Ses montées sur le flanc droit restent dans les mémoires. Beye n'était pas qu'un défenseur, c'était un latéral moderne avant l'heure. Capable de déborder, de centrer juste, de se retrouver dans la surface pour conclure. Quatre buts en 143 matchs, c'est peu sur le papier, mais chacun valait son pesant d'or tant le bonhomme se dépensait sans compter dans les deux sens du terrain.

Le palmarès

Pas de trophée majeur à l'OM. La saison 2003-2004 voit le club terminer septième de Ligue 1. Les suivantes sont meilleures sans être glorieuses : cinquième, cinquième encore. L'OM version Beye, c'est une équipe qui lutte pour l'Europe sans jamais vraiment exploser le plafond. Une frustration récurrente pour un joueur qui donnait tout et récoltait peu.

En sélection du Sénégal, le palmarès parle davantage. Ce quart de finale au Mondial 2002 reste un des faits d'armes les plus beaux du football africain. Beye y était, Beye y a contribué.

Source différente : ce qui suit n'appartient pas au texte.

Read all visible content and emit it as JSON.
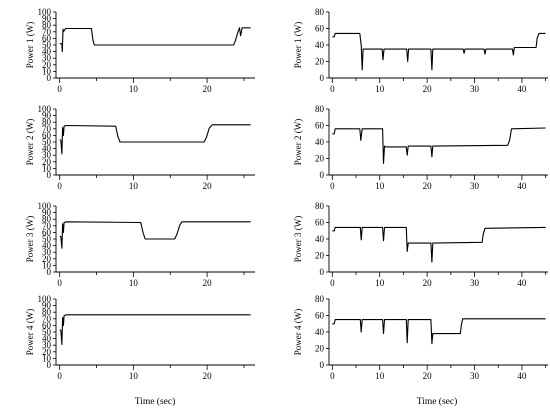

143 matchs sous le maillot blanc. Quatre saisons de combats, de courses, de coups de sang, de brassard serré autour du biceps. Les statistiques sont honnêtes sans être spectaculaires. Elles ne racontent pas l'essentiel.

Ce qu'on retient

On retient un capitaine. Un vrai. Pas un mec qui porte le brassard parce qu'il est le plus ancien ou le mieux payé, mais un leader qui tire les autres vers le haut par l'exemple. Beye au Vélodrome, c'était l'assurance que personne n'allait se planquer. Si le capitaine court à la 90e minute sur un score acquis, tu n'as aucune excuse pour lever le pied.

On retient aussi un défenseur qui aimait attaquer. Cette dualité-là, ces chevauchées où tu le voyais partir balle au pied depuis ses 30 mètres, dépasser deux adversaires et centrer au cordeau... c'est ce qui le distinguait des défenseurs besogneux. Beye avait du style dans l'effort, de l'élégance dans le combat.

Et puis on retient un mec droit. Après sa carrière de joueur, devenu consultant puis entraîneur, Beye n'a jamais renié son passage marseillais. Il en parle avec émotion, avec cette sincérité qui ne se fabrique pas. Marseille, pour lui, c'était pas un passage. C'était un morceau de vie. Les supporters le sentaient, et c'est pour ça qu'ils l'ont adopté. À Marseille, on pardonne beaucoup aux joueurs qui donnent tout. Beye donnait tout.

Après l'OM

En 2007, Beye file en Premier League, à Newcastle. Un transfert qui surprend, mais le bonhomme s'adapte vite. Le championnat anglais, physique et intense, lui va comme un gant. Il y passe deux saisons solides avant qu'une blessure au genou ne freine sa carrière. Un passage à Aston Villa, puis Doncaster, et la retraite arrive en 2013, sans fanfare.

La reconversion, en revanche, est réussie. Consultant pour Canal+ et beIN Sports, Beye se révèle un analyste passionné et pertinent, fidèle à ce qu'il était comme joueur : direct, engagé, sans langue de bois. Puis la transition vers le banc de touche : adjoint au Red Star, entraîneur principal du même club. L'homme n'a pas fini avec le football, loin de là.

À Marseille, son nom figure dans la galerie des capitaines emblématiques et des joueurs cultes qui ont marqué les années 2000. Pas par les trophées, pas par les chiffres. Par l'engagement. Et au Vélodrome, ça vaut plus que n'importe quelle statistique.